Okapiの中核となるのは、現在の信頼ドメインに属するメモリページのみへの投機的データアクセスを許可する仕組みである。ページテーブルエントリに追加された1ビットの"安全アクセスビット"によって、ページが最初に非投機的にアクセスされた際にこのビットが設定される。以降、このビットが設定されているページに対してのみ投機的なロード命令の実行が許可される。
ソフトウェア側では、OkapiResetと呼ばれる専用命令を使うことで、信頼ドメインをスレッドレベルよりも細かい粒度(例えば関数レベル)で制御できる。これにより、ブレークアウト攻撃に対する保護を強化できる。
さらに、Okapiはポイズニング攻撃に対する保護も提供する。ページ境界を越えて投機的に実行されるロード命令を遅延させることで、攻撃者が利用可能なガジェットの範囲を大幅に制限する。ソフトウェア側では、機密データへのアクセスにOkapiLoad命令を使うことで、ポイズニング攻撃を完全に防ぐこともできる。
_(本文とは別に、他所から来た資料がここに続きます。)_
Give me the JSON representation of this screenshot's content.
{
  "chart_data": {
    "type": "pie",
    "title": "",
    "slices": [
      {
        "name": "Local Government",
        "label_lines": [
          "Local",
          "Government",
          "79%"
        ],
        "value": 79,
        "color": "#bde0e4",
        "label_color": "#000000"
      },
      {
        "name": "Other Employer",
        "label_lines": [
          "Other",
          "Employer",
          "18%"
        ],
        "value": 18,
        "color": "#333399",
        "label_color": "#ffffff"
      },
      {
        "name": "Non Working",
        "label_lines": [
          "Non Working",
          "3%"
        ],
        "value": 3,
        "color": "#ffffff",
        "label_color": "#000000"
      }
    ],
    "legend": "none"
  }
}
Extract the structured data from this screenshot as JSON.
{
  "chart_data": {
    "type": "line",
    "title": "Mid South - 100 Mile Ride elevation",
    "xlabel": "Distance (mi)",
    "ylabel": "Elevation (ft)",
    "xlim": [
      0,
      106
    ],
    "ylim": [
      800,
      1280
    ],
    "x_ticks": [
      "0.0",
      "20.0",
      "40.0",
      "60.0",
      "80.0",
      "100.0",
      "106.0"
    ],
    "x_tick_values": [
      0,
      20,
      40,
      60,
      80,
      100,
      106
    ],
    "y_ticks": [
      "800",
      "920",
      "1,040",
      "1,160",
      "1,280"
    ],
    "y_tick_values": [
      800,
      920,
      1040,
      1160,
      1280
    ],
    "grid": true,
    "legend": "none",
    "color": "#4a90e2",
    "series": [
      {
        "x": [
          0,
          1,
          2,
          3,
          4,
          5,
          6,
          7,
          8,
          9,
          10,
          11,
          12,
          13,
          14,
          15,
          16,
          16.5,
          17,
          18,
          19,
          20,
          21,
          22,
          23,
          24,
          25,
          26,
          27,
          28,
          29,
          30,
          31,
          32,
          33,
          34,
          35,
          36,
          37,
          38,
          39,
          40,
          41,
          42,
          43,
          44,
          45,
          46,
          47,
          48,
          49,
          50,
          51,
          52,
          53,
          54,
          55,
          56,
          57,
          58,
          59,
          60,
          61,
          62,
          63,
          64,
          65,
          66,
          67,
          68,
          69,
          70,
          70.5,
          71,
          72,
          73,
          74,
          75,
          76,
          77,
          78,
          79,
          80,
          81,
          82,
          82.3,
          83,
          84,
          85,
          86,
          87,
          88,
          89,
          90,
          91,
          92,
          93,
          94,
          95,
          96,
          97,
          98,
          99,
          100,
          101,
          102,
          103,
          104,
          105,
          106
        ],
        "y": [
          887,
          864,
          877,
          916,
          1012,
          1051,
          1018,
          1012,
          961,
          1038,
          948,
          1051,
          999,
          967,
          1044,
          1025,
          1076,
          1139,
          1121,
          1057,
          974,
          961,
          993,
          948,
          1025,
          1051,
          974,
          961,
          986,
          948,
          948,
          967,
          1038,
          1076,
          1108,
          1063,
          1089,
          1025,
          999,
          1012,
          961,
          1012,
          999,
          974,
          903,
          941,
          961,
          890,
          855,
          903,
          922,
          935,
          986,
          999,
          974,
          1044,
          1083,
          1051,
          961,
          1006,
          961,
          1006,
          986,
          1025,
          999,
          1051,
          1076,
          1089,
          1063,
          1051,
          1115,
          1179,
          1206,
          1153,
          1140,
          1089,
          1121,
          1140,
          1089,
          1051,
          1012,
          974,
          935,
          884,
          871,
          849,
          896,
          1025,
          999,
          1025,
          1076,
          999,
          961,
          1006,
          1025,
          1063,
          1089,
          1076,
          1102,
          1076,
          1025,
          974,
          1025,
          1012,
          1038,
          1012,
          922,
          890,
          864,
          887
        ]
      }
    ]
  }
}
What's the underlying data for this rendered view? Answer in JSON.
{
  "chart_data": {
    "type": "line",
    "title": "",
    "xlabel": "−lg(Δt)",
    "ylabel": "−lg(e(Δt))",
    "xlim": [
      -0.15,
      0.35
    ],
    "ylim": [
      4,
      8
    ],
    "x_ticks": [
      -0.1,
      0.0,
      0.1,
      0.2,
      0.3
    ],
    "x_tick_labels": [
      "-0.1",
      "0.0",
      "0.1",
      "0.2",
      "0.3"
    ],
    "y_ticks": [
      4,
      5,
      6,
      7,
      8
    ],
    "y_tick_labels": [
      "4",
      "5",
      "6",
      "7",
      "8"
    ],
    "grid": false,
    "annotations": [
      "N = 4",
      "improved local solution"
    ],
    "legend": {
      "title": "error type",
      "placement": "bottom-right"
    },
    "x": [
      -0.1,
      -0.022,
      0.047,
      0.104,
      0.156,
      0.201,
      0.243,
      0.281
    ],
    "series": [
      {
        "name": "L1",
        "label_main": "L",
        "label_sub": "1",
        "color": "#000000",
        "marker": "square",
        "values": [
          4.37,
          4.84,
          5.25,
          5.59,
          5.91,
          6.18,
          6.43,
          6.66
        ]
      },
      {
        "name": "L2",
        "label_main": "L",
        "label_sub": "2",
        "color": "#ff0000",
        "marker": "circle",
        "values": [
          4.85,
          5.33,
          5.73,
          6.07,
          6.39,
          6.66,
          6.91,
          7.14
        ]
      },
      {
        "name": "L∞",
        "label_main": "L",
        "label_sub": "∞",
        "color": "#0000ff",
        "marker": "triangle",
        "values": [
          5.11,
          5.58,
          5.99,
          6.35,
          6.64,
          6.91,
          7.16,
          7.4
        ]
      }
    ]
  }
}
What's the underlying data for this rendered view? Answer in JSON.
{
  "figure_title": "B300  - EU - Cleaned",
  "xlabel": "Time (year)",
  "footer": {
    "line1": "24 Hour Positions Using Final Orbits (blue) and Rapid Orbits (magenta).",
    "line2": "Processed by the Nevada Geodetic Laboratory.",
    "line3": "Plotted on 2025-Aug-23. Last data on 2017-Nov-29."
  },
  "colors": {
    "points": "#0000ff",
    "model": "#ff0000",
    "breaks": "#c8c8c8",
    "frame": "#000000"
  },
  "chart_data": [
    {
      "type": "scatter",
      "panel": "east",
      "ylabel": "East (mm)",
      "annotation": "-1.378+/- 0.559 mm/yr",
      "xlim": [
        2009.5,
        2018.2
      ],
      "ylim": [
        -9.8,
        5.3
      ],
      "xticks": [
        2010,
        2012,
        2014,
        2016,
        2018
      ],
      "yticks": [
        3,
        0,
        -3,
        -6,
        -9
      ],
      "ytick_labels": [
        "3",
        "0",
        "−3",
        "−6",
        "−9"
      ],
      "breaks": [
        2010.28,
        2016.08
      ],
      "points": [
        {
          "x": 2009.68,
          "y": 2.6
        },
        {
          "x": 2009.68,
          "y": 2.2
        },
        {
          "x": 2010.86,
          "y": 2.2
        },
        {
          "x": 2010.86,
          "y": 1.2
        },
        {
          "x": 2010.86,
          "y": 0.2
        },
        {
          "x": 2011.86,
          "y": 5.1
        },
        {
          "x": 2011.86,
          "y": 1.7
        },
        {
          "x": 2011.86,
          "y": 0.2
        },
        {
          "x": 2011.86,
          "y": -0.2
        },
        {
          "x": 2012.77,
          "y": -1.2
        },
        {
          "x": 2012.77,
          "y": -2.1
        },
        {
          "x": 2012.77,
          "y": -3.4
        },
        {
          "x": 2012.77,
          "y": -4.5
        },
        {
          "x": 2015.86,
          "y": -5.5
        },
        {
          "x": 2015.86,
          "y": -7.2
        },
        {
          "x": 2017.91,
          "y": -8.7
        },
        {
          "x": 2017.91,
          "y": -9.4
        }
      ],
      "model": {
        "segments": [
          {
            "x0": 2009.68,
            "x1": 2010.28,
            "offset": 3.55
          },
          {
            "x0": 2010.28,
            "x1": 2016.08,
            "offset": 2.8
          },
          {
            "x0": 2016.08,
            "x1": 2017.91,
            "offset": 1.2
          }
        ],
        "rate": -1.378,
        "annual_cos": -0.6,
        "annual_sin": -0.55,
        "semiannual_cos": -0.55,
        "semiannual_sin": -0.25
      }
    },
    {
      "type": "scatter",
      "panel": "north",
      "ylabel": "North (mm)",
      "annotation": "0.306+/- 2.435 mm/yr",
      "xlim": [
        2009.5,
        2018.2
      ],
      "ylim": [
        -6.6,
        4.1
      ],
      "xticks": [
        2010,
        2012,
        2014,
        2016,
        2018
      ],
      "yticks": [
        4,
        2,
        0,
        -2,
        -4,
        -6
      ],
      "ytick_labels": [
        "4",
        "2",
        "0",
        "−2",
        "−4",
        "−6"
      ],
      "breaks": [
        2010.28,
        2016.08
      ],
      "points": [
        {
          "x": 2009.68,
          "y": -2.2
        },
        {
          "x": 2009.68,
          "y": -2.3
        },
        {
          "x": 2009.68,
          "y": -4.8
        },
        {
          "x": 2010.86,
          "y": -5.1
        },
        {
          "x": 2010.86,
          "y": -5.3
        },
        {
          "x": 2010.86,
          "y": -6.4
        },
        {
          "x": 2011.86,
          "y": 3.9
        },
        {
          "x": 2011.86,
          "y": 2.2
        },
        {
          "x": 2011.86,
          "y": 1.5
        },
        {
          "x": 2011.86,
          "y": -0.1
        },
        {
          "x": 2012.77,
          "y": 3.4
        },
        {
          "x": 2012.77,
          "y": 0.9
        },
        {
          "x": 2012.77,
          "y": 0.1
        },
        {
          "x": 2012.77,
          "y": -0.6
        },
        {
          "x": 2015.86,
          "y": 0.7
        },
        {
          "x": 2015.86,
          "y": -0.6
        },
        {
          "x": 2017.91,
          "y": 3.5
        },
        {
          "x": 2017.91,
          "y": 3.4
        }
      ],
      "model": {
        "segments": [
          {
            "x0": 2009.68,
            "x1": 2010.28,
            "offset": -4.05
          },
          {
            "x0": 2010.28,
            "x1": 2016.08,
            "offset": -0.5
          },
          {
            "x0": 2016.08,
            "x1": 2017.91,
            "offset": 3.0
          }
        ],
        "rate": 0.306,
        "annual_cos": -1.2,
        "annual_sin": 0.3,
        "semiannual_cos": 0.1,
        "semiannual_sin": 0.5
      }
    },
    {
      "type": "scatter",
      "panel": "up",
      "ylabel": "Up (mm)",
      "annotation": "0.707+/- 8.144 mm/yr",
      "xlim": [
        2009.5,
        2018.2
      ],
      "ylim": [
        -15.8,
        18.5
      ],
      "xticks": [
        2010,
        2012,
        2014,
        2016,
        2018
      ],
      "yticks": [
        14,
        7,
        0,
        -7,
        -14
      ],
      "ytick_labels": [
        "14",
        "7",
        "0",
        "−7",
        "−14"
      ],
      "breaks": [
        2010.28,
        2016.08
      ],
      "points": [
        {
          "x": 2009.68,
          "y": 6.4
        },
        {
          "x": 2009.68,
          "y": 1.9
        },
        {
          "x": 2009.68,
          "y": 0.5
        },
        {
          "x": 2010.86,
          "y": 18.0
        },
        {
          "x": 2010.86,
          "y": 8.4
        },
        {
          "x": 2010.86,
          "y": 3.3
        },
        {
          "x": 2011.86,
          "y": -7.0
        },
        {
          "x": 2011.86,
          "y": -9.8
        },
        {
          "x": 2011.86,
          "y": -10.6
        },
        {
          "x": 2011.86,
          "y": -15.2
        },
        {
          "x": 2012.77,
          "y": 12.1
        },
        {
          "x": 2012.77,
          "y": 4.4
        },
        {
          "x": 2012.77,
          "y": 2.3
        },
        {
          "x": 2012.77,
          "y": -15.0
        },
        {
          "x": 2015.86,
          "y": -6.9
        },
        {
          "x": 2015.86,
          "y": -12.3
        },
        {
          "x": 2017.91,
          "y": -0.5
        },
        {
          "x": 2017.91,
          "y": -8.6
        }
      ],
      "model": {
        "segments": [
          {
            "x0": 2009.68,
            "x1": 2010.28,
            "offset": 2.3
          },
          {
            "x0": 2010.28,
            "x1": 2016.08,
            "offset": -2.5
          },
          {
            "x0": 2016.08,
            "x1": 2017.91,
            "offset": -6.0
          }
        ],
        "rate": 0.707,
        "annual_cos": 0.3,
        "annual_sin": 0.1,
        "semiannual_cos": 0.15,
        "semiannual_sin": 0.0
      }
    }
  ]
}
Okapiのハードウェア機能単独でも、スレッドレベルのサンドボックスに対するブレークアウト攻撃を防ぐことができ、わずか3.17%の平均パフォーマンスオーバーヘッドで実現できる。さらにソフトウェア側の対策を組み合わせることで、より細かい粒度のサンドボックスに対するセキュリティを確保しつつ、1.68%のオーバーヘッドで実現できる。
Stats
プログラムが2つのコンテキストスイッチ間に平均してアクセスするページ数は、コード側が5.69%、データ側が31.27%である。